Marker development using SLAF-seq and whole-genome shotgun strategy to fine-map the semi-dwarf gene ari-e in barley.

作者信息

Jia Qiaojun, Tan Cong, Wang Junmei, Zhang Xiao-Qi, Zhu Jinghuan, Luo Hao, Yang Jianming, Westcott Sharon, Broughton Sue, Moody David, Li Chengdao

机构信息

College of Life Sciences, Zhejiang Sci-Tech University, Hangzhou, 310018, China.

Key Laboratory of Plant Secondary Metabolism and Regulation of Zhejiang Province, Hangzhou, 310018, China.

出版信息

BMC Genomics. 2016 Nov 11;17(1):911. doi: 10.1186/s12864-016-3247-4.

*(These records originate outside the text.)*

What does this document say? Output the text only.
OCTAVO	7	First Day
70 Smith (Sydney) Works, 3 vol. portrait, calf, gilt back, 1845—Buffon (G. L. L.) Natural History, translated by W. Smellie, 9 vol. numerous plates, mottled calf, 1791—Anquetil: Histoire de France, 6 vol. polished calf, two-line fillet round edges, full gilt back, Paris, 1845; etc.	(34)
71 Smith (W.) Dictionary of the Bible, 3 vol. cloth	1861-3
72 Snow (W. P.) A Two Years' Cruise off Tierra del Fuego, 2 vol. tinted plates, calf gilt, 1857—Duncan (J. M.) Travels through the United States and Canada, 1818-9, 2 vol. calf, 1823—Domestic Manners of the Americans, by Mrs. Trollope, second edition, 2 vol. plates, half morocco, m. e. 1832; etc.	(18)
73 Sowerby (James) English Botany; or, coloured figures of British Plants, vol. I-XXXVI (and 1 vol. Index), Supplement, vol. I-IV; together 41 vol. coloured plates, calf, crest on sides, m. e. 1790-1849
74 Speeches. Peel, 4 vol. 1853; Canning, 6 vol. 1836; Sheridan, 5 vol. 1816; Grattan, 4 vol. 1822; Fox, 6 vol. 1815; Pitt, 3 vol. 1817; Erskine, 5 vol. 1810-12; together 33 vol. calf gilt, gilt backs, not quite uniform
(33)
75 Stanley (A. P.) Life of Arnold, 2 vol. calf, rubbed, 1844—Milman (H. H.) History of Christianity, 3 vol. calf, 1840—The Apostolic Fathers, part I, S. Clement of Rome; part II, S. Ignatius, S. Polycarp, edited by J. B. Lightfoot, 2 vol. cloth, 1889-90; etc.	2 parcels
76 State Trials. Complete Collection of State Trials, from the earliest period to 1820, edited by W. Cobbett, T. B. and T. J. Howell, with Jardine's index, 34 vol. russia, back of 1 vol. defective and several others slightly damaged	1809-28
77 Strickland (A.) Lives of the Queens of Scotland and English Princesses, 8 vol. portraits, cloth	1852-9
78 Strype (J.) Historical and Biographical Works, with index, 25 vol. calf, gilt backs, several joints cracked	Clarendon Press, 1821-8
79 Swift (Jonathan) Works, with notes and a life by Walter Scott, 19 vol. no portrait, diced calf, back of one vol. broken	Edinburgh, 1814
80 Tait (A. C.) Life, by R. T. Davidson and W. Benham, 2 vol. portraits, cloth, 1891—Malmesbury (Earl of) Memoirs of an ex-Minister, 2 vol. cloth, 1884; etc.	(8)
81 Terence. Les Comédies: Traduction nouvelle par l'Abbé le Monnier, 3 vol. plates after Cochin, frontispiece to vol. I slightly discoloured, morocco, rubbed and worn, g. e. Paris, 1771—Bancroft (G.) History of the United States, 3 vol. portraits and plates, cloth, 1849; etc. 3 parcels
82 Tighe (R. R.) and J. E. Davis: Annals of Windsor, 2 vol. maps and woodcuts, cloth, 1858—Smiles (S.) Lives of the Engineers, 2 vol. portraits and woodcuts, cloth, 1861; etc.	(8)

DOI:10.1186/s12864-016-3247-4
PMID:27835941
原文链接:https://pmc.ncbi.nlm.nih.gov/articles/PMC5106812/
Abstract

BACKGROUND

Barley semi-dwarf genes have been extensively explored and widely used in barley breeding programs. The semi-dwarf gene ari-e from Golden Promise is an important gene associated with some agronomic traits and salt tolerance. While ari-e has been mapped on barley chromosome 5H using traditional markers and next-generation sequencing technologies, it has not yet been finely located on this chromosome.

RESULTS

We integrated two methods to develop molecular markers for fine-mapping the semi-dwarf gene ari-e: (1) specific-length amplified fragment sequencing (SLAF-seq) with bulked segregant analysis (BSA) to develop SNP markers, and (2) the whole-genome shotgun sequence to develop InDels. Both SNP and InDel markers were developed in the target region and used for fine-mapping the ari-e gene. Linkage analysis showed that ari-e co-segregated with marker InDel-17 and was delimited by two markers (InDel-16 and DGSNP21) spanning 6.8 cM in the doubled haploid (DH) Dash × VB9104 population. The genetic position of ari-e was further confirmed in the Hindmarsh × W1 DH population which was located between InDel-7 and InDel-17. As a result, the overlapping region of the two mapping populations flanked by InDel-16 and InDel-17 was defined as the candidate region spanning 0.58 Mb on the POPSEQ physical map.

CONCLUSIONS

The current study demonstrated the SLAF-seq for SNP discovery and whole-genome shotgun sequencing for InDel development as an efficient approach to map complex genomic region for isolation of functional gene. The ari-e gene was fine mapped from 10 Mb to 0.58 Mb interval.

摘要

背景

大麦半矮秆基因已得到广泛研究,并在大麦育种计划中广泛应用。来自金色承诺(Golden Promise)的半矮秆基因ari - e是一个与一些农艺性状和耐盐性相关的重要基因。虽然已使用传统标记和新一代测序技术将ari - e定位在大麦5H染色体上,但尚未在该染色体上进行精细定位。

结果

我们整合了两种方法来开发用于精细定位半矮秆基因ari - e的分子标记:(1)采用混合分组分析法(BSA)的特定长度扩增片段测序(SLAF - seq)来开发SNP标记,以及(2)全基因组鸟枪法测序来开发InDel标记。在目标区域开发了SNP和InDel标记,并用于ari - e基因的精细定位。连锁分析表明,ari - e与标记InDel - 17共分离,并在双单倍体(DH)群体Dash × VB9104中被两个标记(InDel - 16和DGSNP21)界定,跨度为6.8厘摩(cM)。在Hindmarsh × W1 DH群体中进一步证实了ari - e的遗传位置,其位于InDel - 7和InDel - 17之间。因此,在POPSEQ物理图谱上,两个定位群体中由InDel - 16和InDel - 17侧翼的重叠区域被定义为候选区域,跨度为0.58兆碱基(Mb)。

结论

本研究证明了用于发现SNP的SLAF - seq和用于开发InDel的全基因组鸟枪法测序是绘制复杂基因组区域以分离功能基因的有效方法。ari - e基因被精细定位在10兆碱基至0.58兆碱基的区间内。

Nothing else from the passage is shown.